Di pertengahan mengerjakan ujian, berkali-kali sebuah buntalan kertas terlempar ke kepalaku. Untuk kali ini aku harus bersabar karena ada pengawas yang bisa jadi menendangku ke luar bila terjadi keributan.

Ketika ujian telah terlaksanakan dengan baik dan waktu pun habis, sang pengawas tidak kunjung berdiri dari tempatnya.

"Seperti biasa untuk hari ini akan kita umumkan nilai-nilai ujian kemarin," ujar sang pengawas yang membuatku terheran-heran.

Seharusnya, nilai ujian ditempelkan pada mading, bukan dibacakan.

"Untuk ke sekian kalinya, nilai tertinggi dan sempurna pada dua mata pelajaran telah didapatkan oleh Megan Rose."

Hening. Di sela-sela keterkejutanku dalam diam, tidk ada yang mengeluarkan suara sedikit pun, seperti bertepuk tangan, mengucapkan selamat atau menoleh ke arahku. Seakan-akan aku adalah makhluk tidak kasat mata.
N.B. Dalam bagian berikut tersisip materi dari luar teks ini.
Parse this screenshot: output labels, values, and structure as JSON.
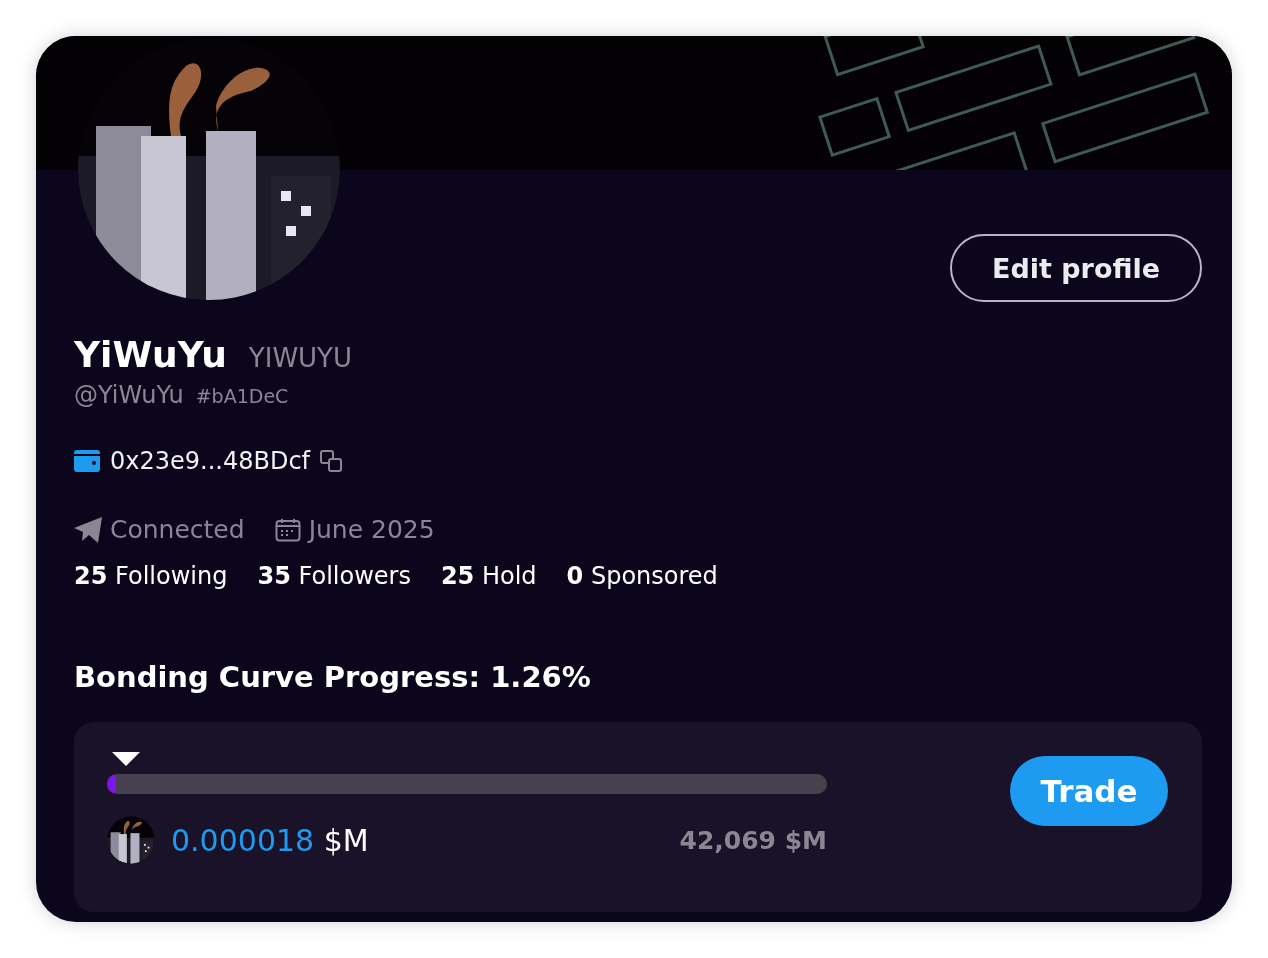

Sudah pasti laporan mengenai nilai tadi adalah kesalahan besar. Mana mungkin nilaiku menjadi yang tertinggi daripada Eva maupun Felix. Jelas-jelas aku tidak pernah berminat pada belajar. Bahkan, berimajinasi untuk menjadi yang terpintar saja tidak akan pernah terbesit dalam otakku.

Sang pengawas pun mulai menyebutkan satu persatu nilai anak-anak, kemudian pergi ke luar hingga diikuti seisi kelas.

Atmosfer di sini benar-benar aneh. Maka karena itu, aku memutuskan untuk keluar kelas dan berkeliling sekolah. Siapa tahu aku menemukan mawar hitam yang akan membawaku ke dunia asliku.

Akan tetapi, hal yang tak kuduga muncul di depan pintu kelas. Salah satu teman sekelasku sedang mengulurkan tangannya seraya berkata, "Bagi duit dong, Miskin."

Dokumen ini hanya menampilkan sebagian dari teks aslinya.